Depuis quarante-huit heures qu’il avait vu arrêter et conduire en prison son infortuné ami, Juve se désespérait à l’idée qu’aucun d’eux ne pourrait réussir, et que, vraisemblablement, malgré Juve, le malheureux Fandor, traîné devant la cour de Pietermaritzburg, y serait condamné, puis exécuté, sans qu’on ait rien pu faire pour lui.
Il arrive que l’approche du danger inspire. Juve, tout à coup, avait formé un plan audacieux :
On allait transférer le prévenu de la prison de Durban à celle de la capitale, où siégeait la Cour suprême.
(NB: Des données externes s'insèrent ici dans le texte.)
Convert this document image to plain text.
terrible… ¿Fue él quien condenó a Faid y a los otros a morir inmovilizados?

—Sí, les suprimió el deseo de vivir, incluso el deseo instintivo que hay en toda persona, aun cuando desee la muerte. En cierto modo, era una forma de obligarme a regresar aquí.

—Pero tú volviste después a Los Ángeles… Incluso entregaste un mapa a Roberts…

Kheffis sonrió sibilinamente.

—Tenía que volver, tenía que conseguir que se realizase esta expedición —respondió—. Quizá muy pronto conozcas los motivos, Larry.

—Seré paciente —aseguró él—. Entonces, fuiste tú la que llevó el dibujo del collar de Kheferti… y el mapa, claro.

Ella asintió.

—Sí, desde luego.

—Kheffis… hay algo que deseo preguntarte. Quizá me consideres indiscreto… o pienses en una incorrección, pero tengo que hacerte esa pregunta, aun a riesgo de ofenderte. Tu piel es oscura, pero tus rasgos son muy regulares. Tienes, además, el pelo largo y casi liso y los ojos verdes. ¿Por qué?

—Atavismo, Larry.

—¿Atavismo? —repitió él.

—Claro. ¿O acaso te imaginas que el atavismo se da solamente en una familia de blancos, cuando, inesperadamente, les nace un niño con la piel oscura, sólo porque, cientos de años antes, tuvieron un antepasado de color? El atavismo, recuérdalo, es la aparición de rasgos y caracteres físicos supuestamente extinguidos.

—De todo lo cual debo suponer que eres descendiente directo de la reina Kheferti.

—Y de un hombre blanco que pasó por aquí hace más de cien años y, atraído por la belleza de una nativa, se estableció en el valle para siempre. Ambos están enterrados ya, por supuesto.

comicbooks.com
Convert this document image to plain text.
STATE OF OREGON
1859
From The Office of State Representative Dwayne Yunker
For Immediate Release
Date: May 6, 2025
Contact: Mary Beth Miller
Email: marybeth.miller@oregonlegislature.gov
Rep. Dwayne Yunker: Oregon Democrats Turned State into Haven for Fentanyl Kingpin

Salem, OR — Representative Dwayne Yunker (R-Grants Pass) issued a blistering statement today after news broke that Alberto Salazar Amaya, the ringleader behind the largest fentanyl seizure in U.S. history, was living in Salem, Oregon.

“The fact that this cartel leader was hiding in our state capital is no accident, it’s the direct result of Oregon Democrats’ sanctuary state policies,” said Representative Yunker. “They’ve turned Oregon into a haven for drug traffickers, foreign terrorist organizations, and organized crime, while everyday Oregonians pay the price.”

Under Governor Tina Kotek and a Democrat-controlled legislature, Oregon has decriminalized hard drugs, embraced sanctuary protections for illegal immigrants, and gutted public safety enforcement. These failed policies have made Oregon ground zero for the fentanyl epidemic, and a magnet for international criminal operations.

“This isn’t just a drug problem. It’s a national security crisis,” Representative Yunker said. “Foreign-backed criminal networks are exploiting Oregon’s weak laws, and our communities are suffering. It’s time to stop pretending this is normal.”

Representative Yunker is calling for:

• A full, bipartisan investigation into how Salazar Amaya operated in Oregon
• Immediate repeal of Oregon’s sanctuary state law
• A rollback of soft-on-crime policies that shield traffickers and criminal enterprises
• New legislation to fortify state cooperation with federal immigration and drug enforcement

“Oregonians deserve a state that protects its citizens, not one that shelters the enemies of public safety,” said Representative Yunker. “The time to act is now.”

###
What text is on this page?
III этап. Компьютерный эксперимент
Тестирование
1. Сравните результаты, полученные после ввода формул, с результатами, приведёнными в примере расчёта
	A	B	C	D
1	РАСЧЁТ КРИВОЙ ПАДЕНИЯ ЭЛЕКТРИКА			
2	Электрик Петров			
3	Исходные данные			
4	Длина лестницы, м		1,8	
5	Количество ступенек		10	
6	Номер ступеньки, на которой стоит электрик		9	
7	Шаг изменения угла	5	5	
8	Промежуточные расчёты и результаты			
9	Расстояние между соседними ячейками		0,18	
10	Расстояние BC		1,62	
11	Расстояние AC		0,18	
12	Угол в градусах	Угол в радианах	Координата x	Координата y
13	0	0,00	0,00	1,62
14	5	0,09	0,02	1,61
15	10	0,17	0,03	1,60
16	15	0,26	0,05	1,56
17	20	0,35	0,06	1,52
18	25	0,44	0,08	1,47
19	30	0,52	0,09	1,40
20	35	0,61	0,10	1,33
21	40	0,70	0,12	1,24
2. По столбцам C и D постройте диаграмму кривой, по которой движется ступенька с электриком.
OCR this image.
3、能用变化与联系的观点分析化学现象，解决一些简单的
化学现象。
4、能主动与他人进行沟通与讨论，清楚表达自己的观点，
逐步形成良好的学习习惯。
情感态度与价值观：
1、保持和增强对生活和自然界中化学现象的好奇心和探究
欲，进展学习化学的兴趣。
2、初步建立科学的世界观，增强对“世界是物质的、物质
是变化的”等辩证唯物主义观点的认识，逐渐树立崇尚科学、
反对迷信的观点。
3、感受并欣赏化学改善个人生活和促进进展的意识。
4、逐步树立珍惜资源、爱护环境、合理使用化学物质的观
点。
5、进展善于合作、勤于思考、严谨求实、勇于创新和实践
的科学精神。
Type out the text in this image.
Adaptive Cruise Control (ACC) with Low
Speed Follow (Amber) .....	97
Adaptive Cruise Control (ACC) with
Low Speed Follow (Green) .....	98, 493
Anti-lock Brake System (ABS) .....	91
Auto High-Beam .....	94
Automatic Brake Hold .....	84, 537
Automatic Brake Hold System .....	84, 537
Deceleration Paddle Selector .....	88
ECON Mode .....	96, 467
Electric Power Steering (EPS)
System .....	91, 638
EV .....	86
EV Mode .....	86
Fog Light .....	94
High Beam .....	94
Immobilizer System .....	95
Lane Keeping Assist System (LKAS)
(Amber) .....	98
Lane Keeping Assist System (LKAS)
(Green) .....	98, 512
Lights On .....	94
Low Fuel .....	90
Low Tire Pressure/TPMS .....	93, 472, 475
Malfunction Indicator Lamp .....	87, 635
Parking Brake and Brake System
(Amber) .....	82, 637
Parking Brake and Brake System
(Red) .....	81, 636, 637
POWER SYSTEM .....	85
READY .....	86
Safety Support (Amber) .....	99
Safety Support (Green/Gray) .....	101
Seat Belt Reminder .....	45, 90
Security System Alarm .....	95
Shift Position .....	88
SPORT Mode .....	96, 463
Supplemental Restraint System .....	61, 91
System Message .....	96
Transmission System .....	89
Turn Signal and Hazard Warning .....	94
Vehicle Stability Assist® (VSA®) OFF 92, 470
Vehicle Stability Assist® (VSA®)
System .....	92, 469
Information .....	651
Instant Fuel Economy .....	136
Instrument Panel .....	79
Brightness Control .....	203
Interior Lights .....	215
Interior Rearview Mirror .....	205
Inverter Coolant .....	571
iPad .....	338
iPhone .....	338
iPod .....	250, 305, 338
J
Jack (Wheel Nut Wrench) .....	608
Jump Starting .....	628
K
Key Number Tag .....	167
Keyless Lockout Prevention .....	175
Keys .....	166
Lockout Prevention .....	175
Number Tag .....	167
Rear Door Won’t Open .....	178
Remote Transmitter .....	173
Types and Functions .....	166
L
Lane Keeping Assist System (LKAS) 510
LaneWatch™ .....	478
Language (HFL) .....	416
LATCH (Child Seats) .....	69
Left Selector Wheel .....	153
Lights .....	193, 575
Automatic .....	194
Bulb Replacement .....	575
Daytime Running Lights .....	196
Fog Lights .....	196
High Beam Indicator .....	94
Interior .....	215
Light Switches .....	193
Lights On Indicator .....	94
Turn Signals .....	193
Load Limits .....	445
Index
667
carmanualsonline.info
Eh bien, c’était pendant ce trajet qu’il fallait faire évader Fandor.
Juve s’était donc rendu au siège social de la Compagnie de chemin de fer, confiant dans sa bonne étoile et se jurant qu’il obtiendrait, coûte que coûte, l’autorisation de faire le parcours sur la locomotive, prétextant il n’en savait trop quelle histoire, mais convaincu de la réussite.
Or, l’ingénieur était malade et devait renoncer à une inspection annoncée depuis plusieurs jours.
D’après ce qu’il venait d’apprendre du mécanicien, Juve estimait que la tâche était singulièrement facilitée.
Il avait retenu ceci : la locomotive irait d’abord accrocher à son tender la voiture cellulaire, puis, avec ce seul wagon, elle s’en irait fort avant sur la voie attendre le moment venu de reculer pour prendre le train alors en gare de Durban.
Donc, pendant une dizaine de minutes, peut-être, un convoi uniquement constitué par la locomotive et le wagon cellulaire se tiendrait en pleine campagne, à deux kilomètres au moins de toute habitation.
Juve devrait alors faire un coup de force, obliger les mécaniciens, sous la menace du revolver, peut-être, à conduire leur machine un peu plus loin encore. Ensuite, il n’aurait plus qu’à libérer Fandor et à s’enfuir avec lui dans la campagne.
Fandor serait gardé, lui avait-on expliqué, par de braves gens qu’il pourrait peut-être gagner par un bon pourboire. En tout cas, quoi qu’il pût arriver, Juve tirerait Fandor d’affaire, ou alors il y laisserait sa peau.
Si extraordinaire et irréalisable que parût ce plan au premier abord, Juve, au fur et à mesure que s’approchait le moment de le mettre à exécution, se sentait devenir de plus en plus calme, il acquérait de plus en plus la certitude, la conviction qu’il allait réussir.
Certes, le plus délicat c’était d’obtenir du mécanicien qu’une fois celui-ci sur la voie principale avec sa machine et la voiture cellulaire, il consentît à avancer de quelques kilomètres, alors qu’en réalité son devoir était d’attendre et de reculer pour prendre le train express qu’il devait conduire à Pietermaritzburg.
Mais Juve se disait que les mécaniciens de la locomotive, malgré la surprise qu’ils éprouveraient, n’hésiteraient pas à obéir à l’ordre de leur supérieur : Juve.
Lorsqu’on serait en rase campagne, on s’expliquerait.
Juve, sur le bord d’une route, entra dans une modeste auberge, se fit servir un repas rapide.
À une heure moins deux, Juve enjambait la balustrade, se retrouvait dans la gare. Désormais, les événements allaient s’enchaîner avec une irréductible régularité.
— Mon plan, se répétait Juve, est sans doute audacieux, mais pas irréalisable… Sauverai-je Fandor ?
Et, serrant les poings, menaçant du regard un ennemi invisible, Juve concluait :
— Oui, malgré tout le monde, malgré Fantômas, je sauverai Fandor.
30 – LE VOL DE LA « PACIFIC »
Seul sur sa locomotive, l’ingénieur, ou tout au moins le personnage qui s’était donné pour tel aux employés de la Compagnie, attendait les signaux pour démarrer.